Noting that a popular brand of infant formula was in stock, his friends decided to buy several cans for their grandchild in Hong Kong.
But the shopkeeper told them they could buy no more than two cans.
He explained that he had a social responsibility to take care of his community and ensure that they had enough of the item for local children - making money was not his only consideration.
Leung was said to have been extremely impressed with the shop owner's attitude and wondered whether the same could happen in Hong Kong.
There have been reports that as milk powder supplies ran short in the city, some shopkeepers held back popular brands of the item for mainland buyers who would pay more for it, setting locals off on a frantic search for the product.
Would shop owners in Hong Kong be, like the one Leung met in London, caring enough and willing to sacrifice their profits to ensure that local needs are met? No one can say for sure.
But the effects of the government's two-can limit on infant formula exports - which is aimed at easing the city's milk powder shortage - are expected to be only temporary, since the fundamental problem of high mainland demand is here to stay.

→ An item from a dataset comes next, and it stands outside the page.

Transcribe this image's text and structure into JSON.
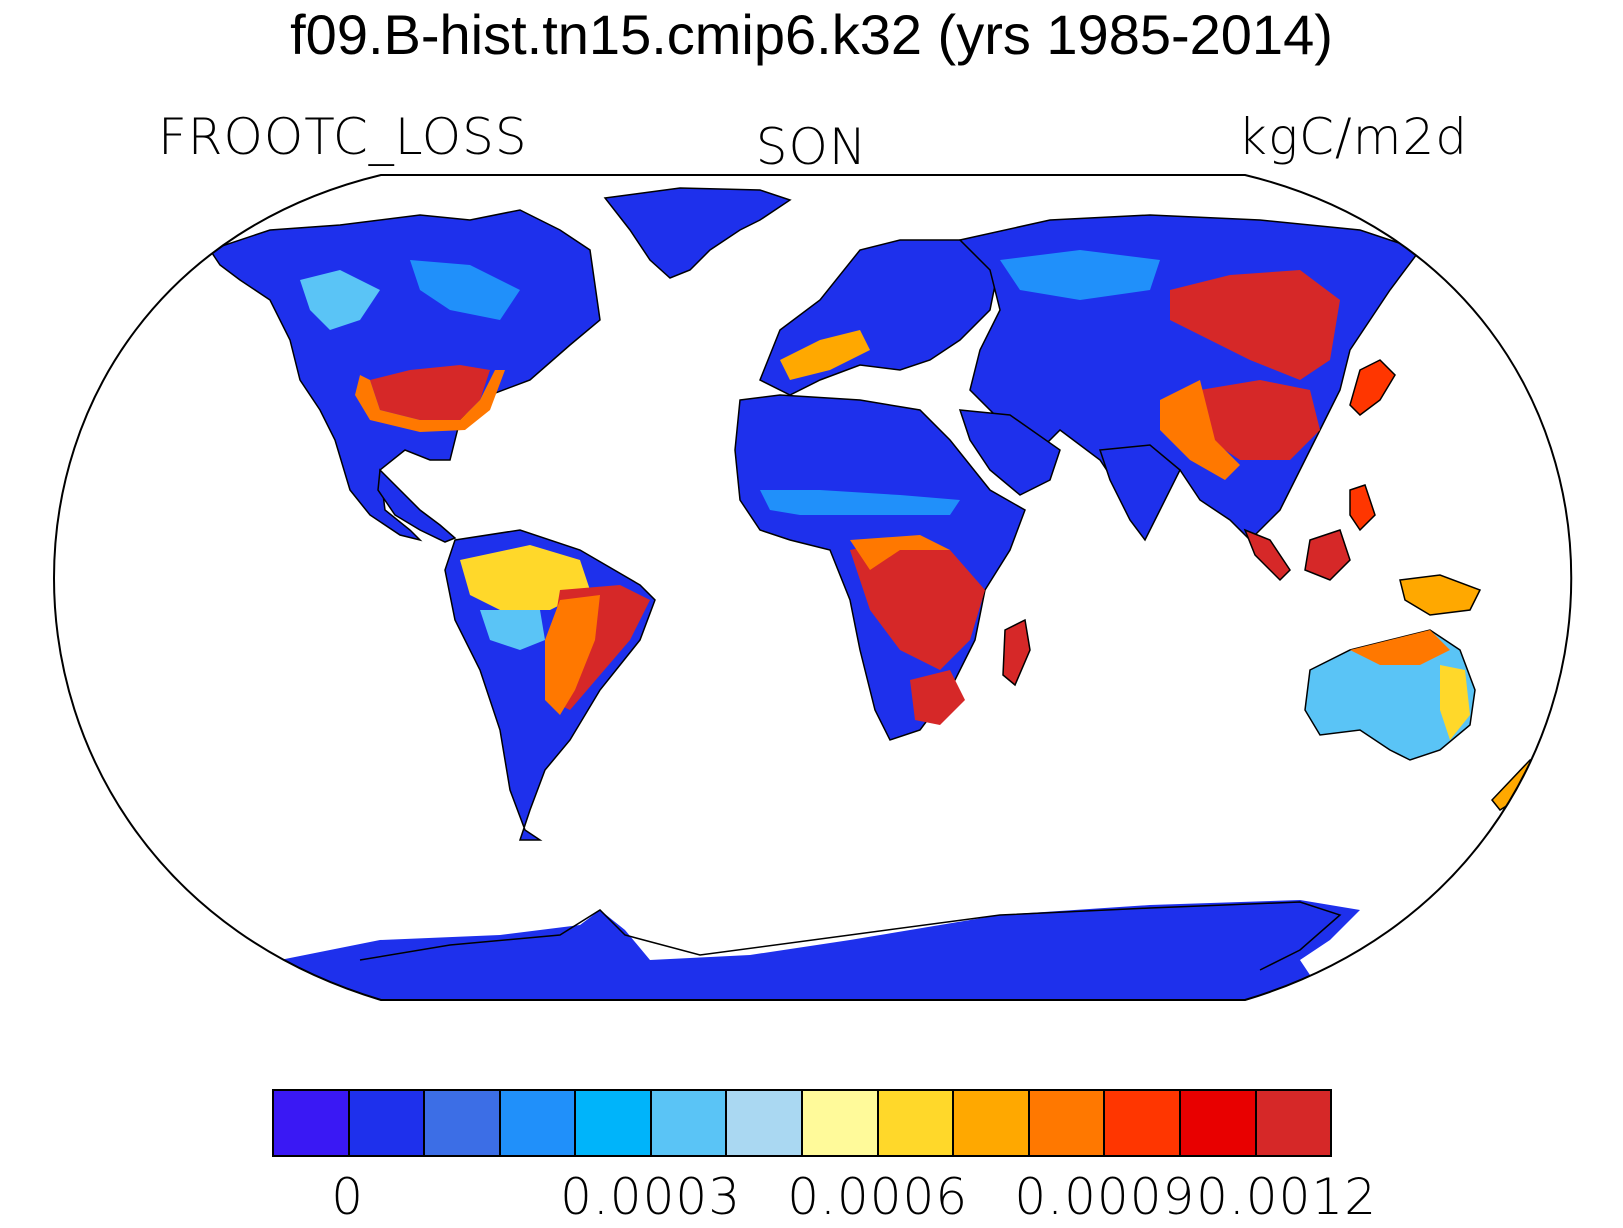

Hong Kong faces the dilemma of whether to further widen its doors to mainlanders.
This debate has led to calls for a focus on quality - that is, to admit only the wealthier mainland visitors.
But while the suggestion is understandable, it is not feasible. Such a discriminatory policy would certainly have a severely negative impact on the city's reputation.
Perhaps one key point has been missed in the debate: what kind of social norm do we desire for our city?
Are Hongkongers truly the money-hungry barbarians some critics have portrayed them as?
Or do we also have a loving, caring and helpful side, as has been demonstrated in the 2003 fight against the Sars epidemic and on many other occasions in the past?
While the government should indeed tighten controls on parallel-goods trading and seriously review our tourism policies towards mainlanders, Hongkongers can, besides simply complaining about the various issues, also do something - something small yet meaningful - for our society.
Perhaps the actions of the shop owner in London could serve as a reference.